Zydeco, Zare

Zydeco, Zare

Elisa Monte Dance performed Zydeco, Zare last week at the Heymann Performing Arts Center in Lafayette, LA.

Choreographed by Elisa Monte with a musical score by Jonno Frishberg, this eclectic work will feature a live six-piece Zydeco band and the Elisa Monte Dance Company. Inspired by the style of folk music originating from African American and Creole descendants of slaves and freed slaves in Southern Louisiana in the late 1800’s, this innovative new work will incorporate the syncopated sound and movements that are found in Zydeco, along with Monte’s authentic choreography.

This project, which was commissioned by the Performing Arts Society of Acadiana, will be part of PASA’s 2008/2009 season and debut its world premiere at the Heymann Performing Arts Center in Lafayette, Louisiana in the Fall of 2008. The idea was formed from the desire to showcase the indigenous Creole culture and Zydeco music and to increase awareness of this unique aspect of Southwest Louisiana.

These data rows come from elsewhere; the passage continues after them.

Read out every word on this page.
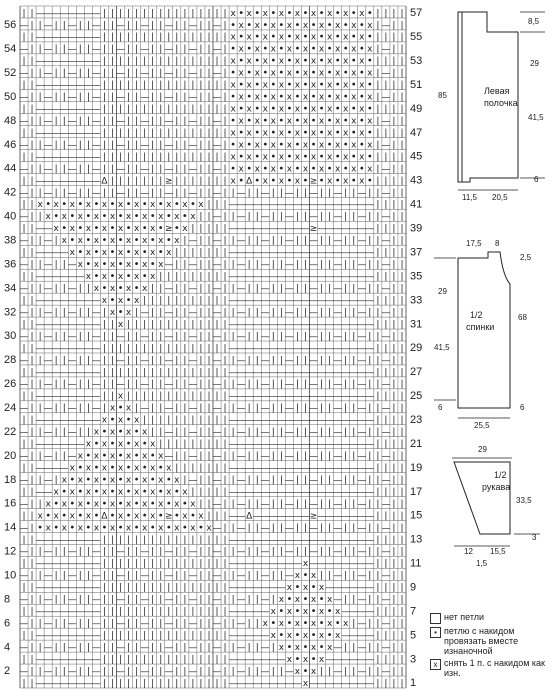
| | — — — — — — — — | | | | | | | | | | | | | | | | x • x • x • x • x • x • x • x • x • | | | |
— | | — | | — | | — | | — | | — | | — | | — | | — | • x • x • x • x • x • x • x • x • x | — | |
| | — — — — — — — — | | | | | | | | | | | | | | | | x • x • x • x • x • x • x • x • x • | | | |
— | | — | | — | | — | | — | | — | | — | | — | | — | • x • x • x • x • x • x • x • x • x | — | |
| | — — — — — — — — | | | | | | | | | | | | | | | | x • x • x • x • x • x • x • x • x • | | | |
— | | — | | — | | — | | — | | — | | — | | — | | — | • x • x • x • x • x • x • x • x • x | — | |
| | — — — — — — — — | | | | | | | | | | | | | | | | x • x • x • x • x • x • x • x • x • | | | |
— | | — | | — | | — | | — | | — | | — | | — | | — | • x • x • x • x • x • x • x • x • x | — | |
| | — — — — — — — — | | | | | | | | | | | | | | | | x • x • x • x • x • x • x • x • x • | | | |
— | | — | | — | | — | | — | | — | | — | | — | | — | • x • x • x • x • x • x • x • x • x | — | |
| | — — — — — — — — | | | | | | | | | | | | | | | | x • x • x • x • x • x • x • x • x • | | | |
— | | — | | — | | — | | — | | — | | — | | — | | — | • x • x • x • x • x • x • x • x • x | — | |
| | — — — — — — — — | | | | | | | | | | | | | | | | x • x • x • x • x • x • x • x • x • | | | |
— | | — | | — | | — | | — | | — | | — | | — | | — | • x • x • x • x • x • x • x • x • x | — | |
| | — — — — — — — — ∆ | | | | | | | ≥ | | | | | | | x • ∆ • x • x • x • ≥ • x • x • x • | | | |
— | | — | | — | | — | | — | | — | | — | | — | | — | | — | | — | | — | | — | | — | | — | | — | |
| | x • x • x • x • x • x • x • x • x • x • x | | | — — — — — — — — — — — — — — — — — — | | | |
— | | x • x • x • x • x • x • x • x • x • x | | — | | — | | — | | — | | — | | — | | — | | — | |
| | — — x • x • x • x • x • x • x • ≥ • x | | | | | — — — — — — — — — — ≥ — — — — — — — | | | |
— | | — | x • x • x • x • x • x • x • x | — | | — | | — | | — | | — | | — | | — | | — | | — | |
| | — — — — x • x • x • x • x • x • x | | | | | | | — — — — — — — — — — — — — — — — — — | | | |
— | | — | | — x • x • x • x • x • x — | | — | | — | | — | | — | | — | | — | | — | | — | | — | |
| | — — — — — — x • x • x • x • x | | | | | | | | | — — — — — — — — — — — — — — — — — — | | | |
— | | — | | — | | x • x • x • x | | — | | — | | — | | — | | — | | — | | — | | — | | — | | — | |
| | — — — — — — — — x • x • x | | | | | | | | | | | — — — — — — — — — — — — — — — — — — | | | |
— | | — | | — | | — | x • x | — | | — | | — | | — | | — | | — | | — | | — | | — | | — | | — | |
| | — — — — — — — — | | x | | | | | | | | | | | | | — — — — — — — — — — — — — — — — — — | | | |
— | | — | | — | | — | | — | | — | | — | | — | | — | | — | | — | | — | | — | | — | | — | | — | |
| | — — — — — — — — | | | | | | | | | | | | | | | | — — — — — — — — — — — — — — — — — — | | | |
— | | — | | — | | — | | — | | — | | — | | — | | — | | — | | — | | — | | — | | — | | — | | — | |
| | — — — — — — — — | | | | | | | | | | | | | | | | — — — — — — — — — — — — — — — — — — | | | |
— | | — | | — | | — | | — | | — | | — | | — | | — | | — | | — | | — | | — | | — | | — | | — | |
| | — — — — — — — — | | x | | | | | | | | | | | | | — — — — — — — — — — — — — — — — — — | | | |
— | | — | | — | | — | x • x | — | | — | | — | | — | | — | | — | | — | | — | | — | | — | | — | |
| | — — — — — — — — x • x • x | | | | | | | | | | | — — — — — — — — — — — — — — — — — — | | | |
— | | — | | — | | x • x • x • x | | — | | — | | — | | — | | — | | — | | — | | — | | — | | — | |
| | — — — — — — x • x • x • x • x | | | | | | | | | — — — — — — — — — — — — — — — — — — | | | |
— | | — | | — x • x • x • x • x • x — | | — | | — | | — | | — | | — | | — | | — | | — | | — | |
| | — — — — x • x • x • x • x • x • x | | | | | | | — — — — — — — — — — — — — — — — — — | | | |
— | | — | x • x • x • x • x • x • x • x | — | | — | | — | | — | | — | | — | | — | | — | | — | |
| | — — x • x • x • x • x • x • x • x • x | | | | | — — — — — — — — — — — — — — — — — — | | | |
— | | x • x • x • x • x • x • x • x • x • x | | — | | — | | — | | — | | — | | — | | — | | — | |
| | x • x • x • x • ∆ • x • x • x • ≥ • x • x | | | — — ∆ — — — — — — — ≥ — — — — — — — | | | |
— | • x • x • x • x • x • x • x • x • x • x • x — | | — | | — | | — | | — | | — | | — | | — | |
| | — — — — — — — — | | | | | | | | | | | | | | | | — — — — — — — — — — — — — — — — — — | | | |
— | | — | | — | | — | | — | | — | | — | | — | | — | | — | | — | | — | | — | | — | | — | | — | |
| | — — — — — — — — | | | | | | | | | | | | | | | | — — — — — — — — — x — — — — — — — — | | | |
— | | — | | — | | — | | — | | — | | — | | — | | — | | — | | — | | — x • x | | — | | — | | — | |
| | — — — — — — — — | | | | | | | | | | | | | | | | — — — — — — — x • x • x — — — — — — | | | |
— | | — | | — | | — | | — | | — | | — | | — | | — | | — | | — | x • x • x • x — | | — | | — | |
| | — — — — — — — — | | | | | | | | | | | | | | | | — — — — — x • x • x • x • x — — — — | | | |
— | | — | | — | | — | | — | | — | | — | | — | | — | | — | | x • x • x • x • x • x | — | | — | |
| | — — — — — — — — | | | | | | | | | | | | | | | | — — — — — x • x • x • x • x — — — — | | | |
— | | — | | — | | — | | — | | — | | — | | — | | — | | — | | — | x • x • x • x — | | — | | — | |
| | — — — — — — — — | | | | | | | | | | | | | | | | — — — — — — — x • x • x — — — — — — | | | |
— | | — | | — | | — | | — | | — | | — | | — | | — | | — | | — | | — x • x | | — | | — | | — | |
| | — — — — — — — — | | | | | | | | | | | | | | | | — — — — — — — — — x — — — — — — — — | | | |
56
54
52
50
48
46
44
42
40
38
36
34
32
30
28
26
24
22
20
18
16
14
12
10
8
6
4
2
57
55
53
51
49
47
45
43
41
39
37
35
33
31
29
27
25
23
21
19
17
15
13
11
9
7
5
3
1
Левая
полочка
8,5
29
41,5
85
6
11,5 20,5
1/2
спинки
17,5 8
2,5
29
68
41,5
6	6
25,5
1/2
рукава
29
33,5
3
12 15,5
1,5
нет петли
• петлю с накидом провязать вместе изнаночной
x снять 1 п. с накидом как изн.
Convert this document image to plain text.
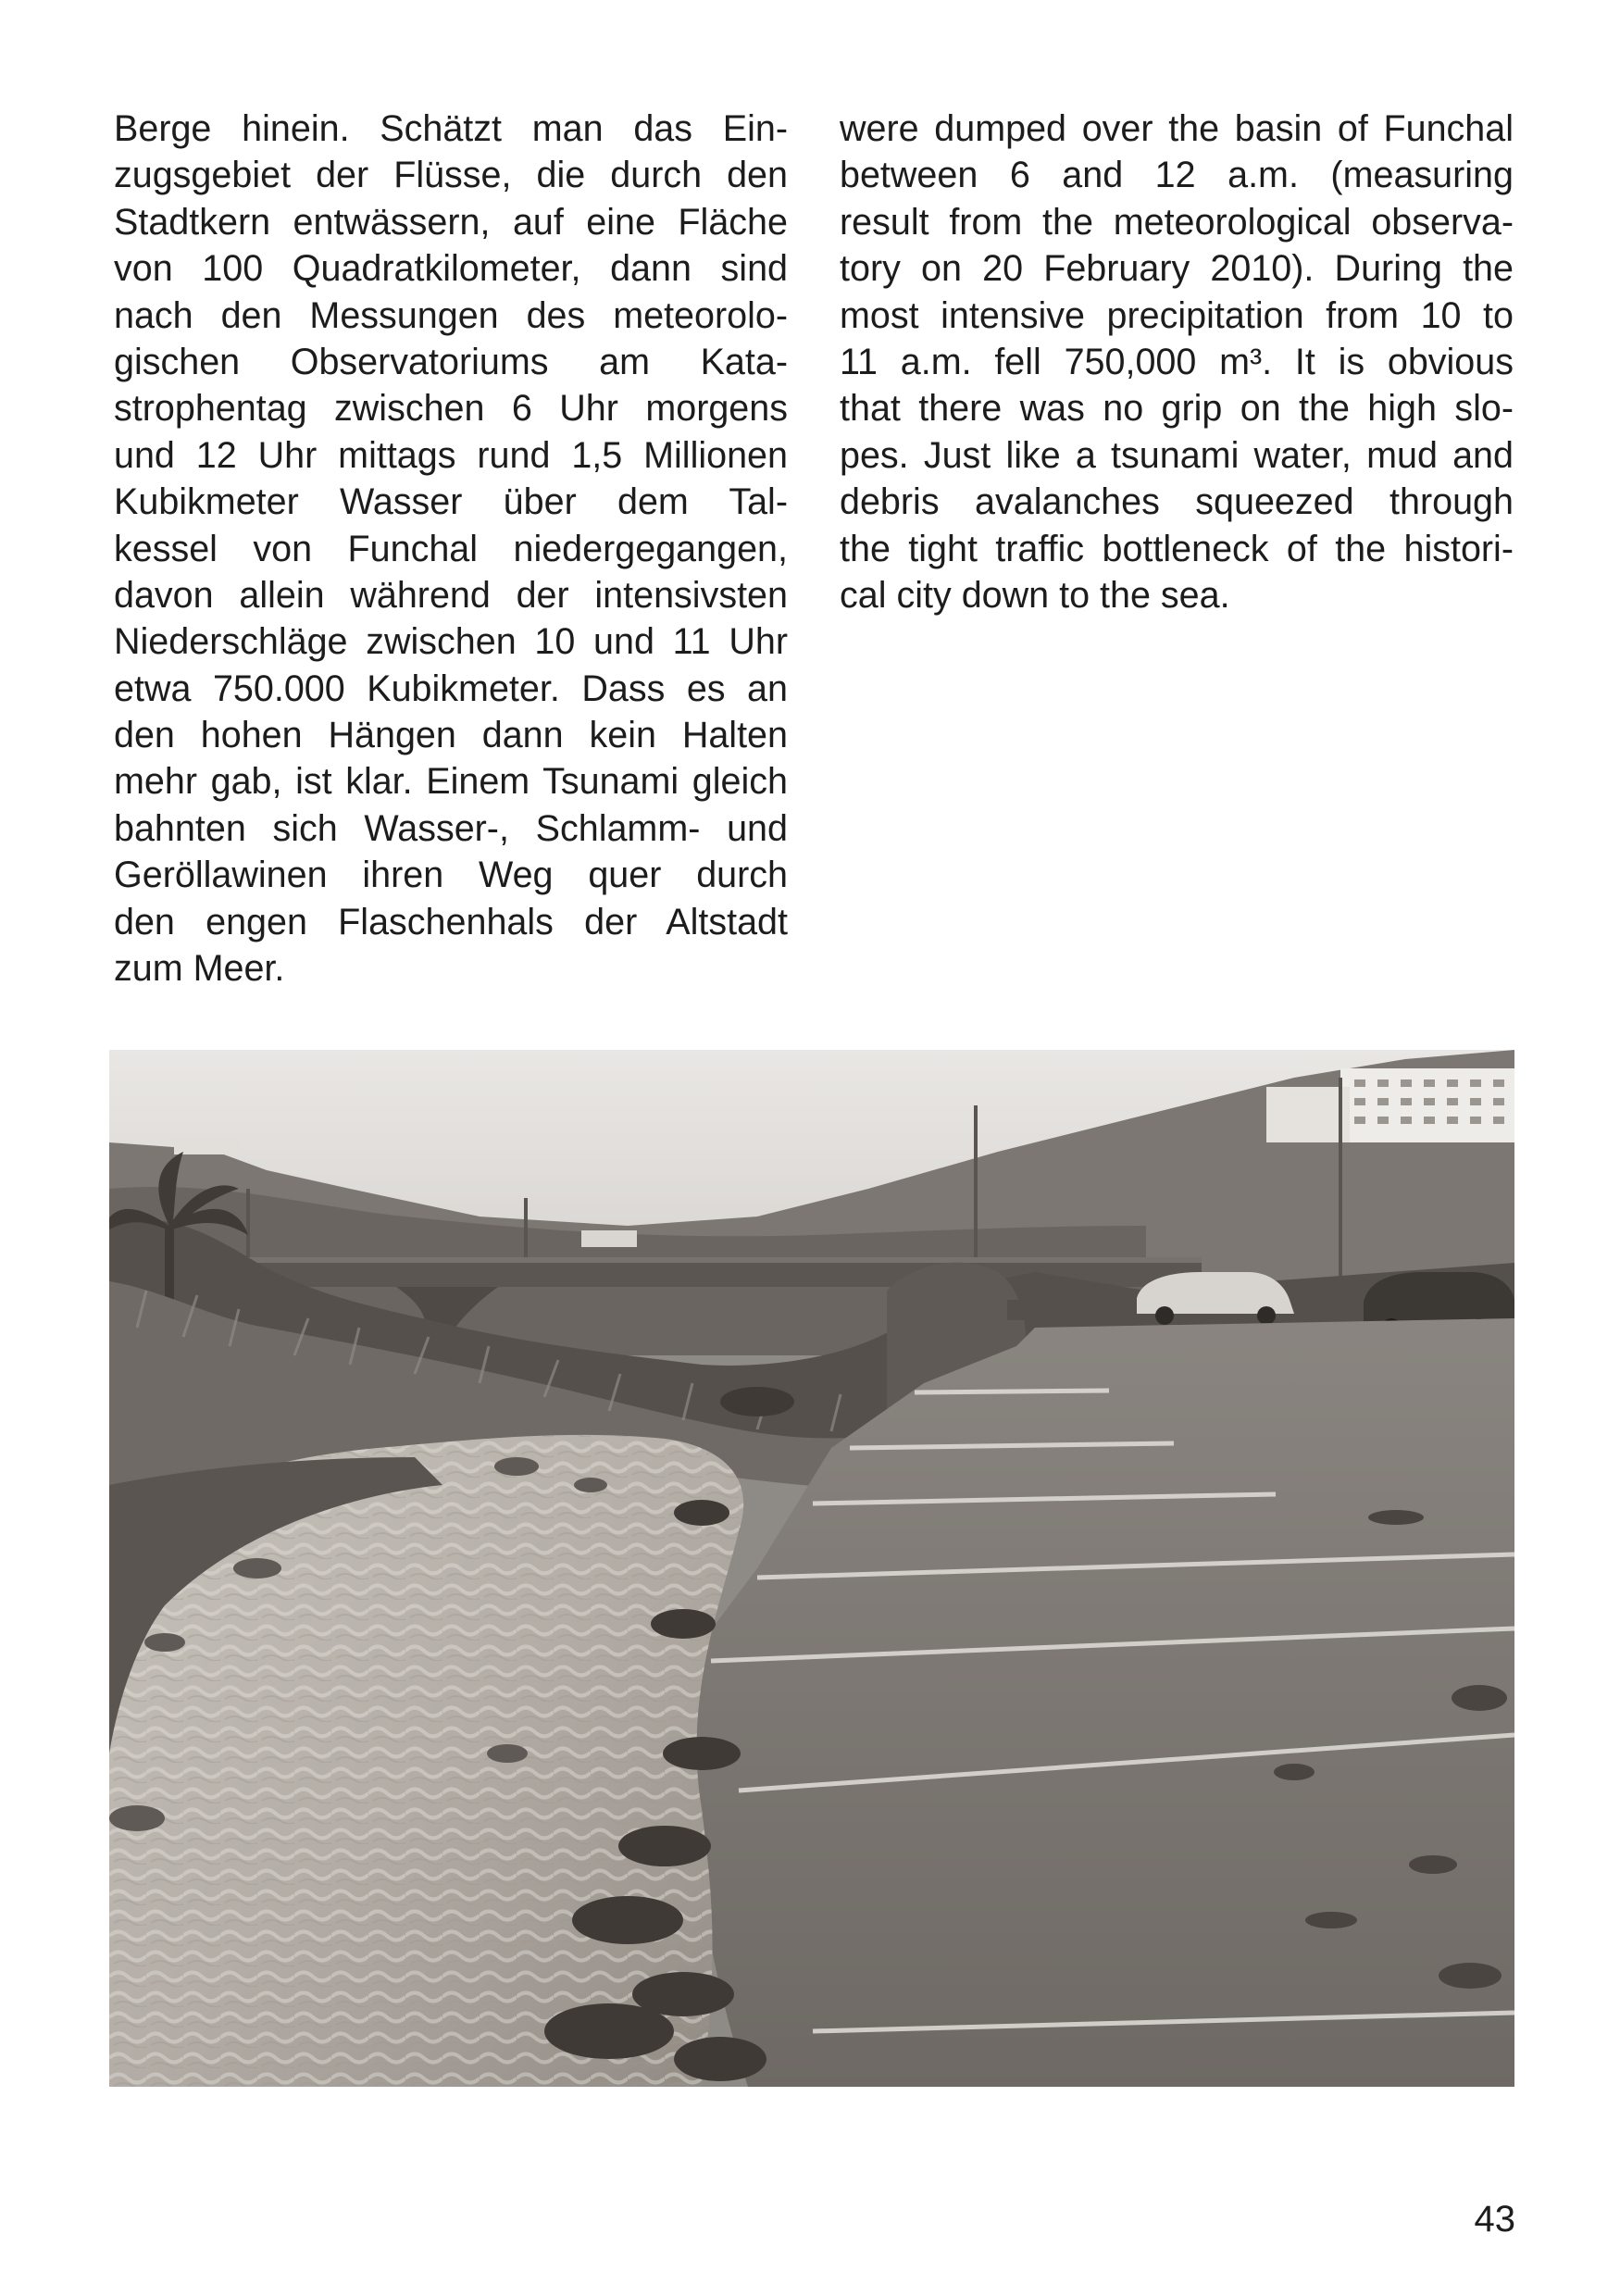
Berge hinein. Schätzt man das Ein-
zugsgebiet der Flüsse, die durch den
Stadtkern entwässern, auf eine Fläche
von 100 Quadratkilometer, dann sind
nach den Messungen des meteorolo-
gischen Observatoriums am Kata-
strophentag zwischen 6 Uhr morgens
und 12 Uhr mittags rund 1,5 Millionen
Kubikmeter Wasser über dem Tal-
kessel von Funchal niedergegangen,
davon allein während der intensivsten
Niederschläge zwischen 10 und 11 Uhr
etwa 750.000 Kubikmeter. Dass es an
den hohen Hängen dann kein Halten
mehr gab, ist klar. Einem Tsunami gleich
bahnten sich Wasser-, Schlamm- und
Geröllawinen ihren Weg quer durch
den engen Flaschenhals der Altstadt
zum Meer.
were dumped over the basin of Funchal
between 6 and 12 a.m. (measuring
result from the meteorological observa-
tory on 20 February 2010). During the
most intensive precipitation from 10 to
11 a.m. fell 750,000 m³. It is obvious
that there was no grip on the high slo-
pes. Just like a tsunami water, mud and
debris avalanches squeezed through
the tight traffic bottleneck of the histori-
cal city down to the sea.
43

PASA Executive Director Jacqueline Lyle describes the project as a "platform for Zydeco that showcases Creole heritage as a thriving culture in quite literally a far-reaching way. We will literally export Zydeco music and dance to modern dance audiences around the world and across our country."

Zydeco is a derivative of Creole culture – a term referring to French-speaking African Americans - and is a cousin of Cajun music. According to Nicholas Spitzer, author of Zydeco and Mardi Gras: Creole Identity and Performance Genres in Rural French Louisiana, “Zydeco music today is the result of a 200 year old process of creolization between surviving African musical traditions… and the European peasant traditions of Cajun music found in and near the plantation regions of south central and western Louisiana.”. The two musical forms influenced and cross-pollinated each other, blending characteristics of each to produce the related, characteristic sounds of two cultures living side-by-side, but separated by racial cultural identities. The term “Zydeco” is said to derive from the regional French dialectal word for snap bean—les haricots—implying a snappy, stepped-up musical genre.

The Performing Arts Society of Acadiana hopes those pieces land in the far corners of the Earth. "Modern dance is a way to bring zydeco to new audiences, both in our community and outside of our region," said Lyle. "It's also a way to attract people who had never been to see modern dance.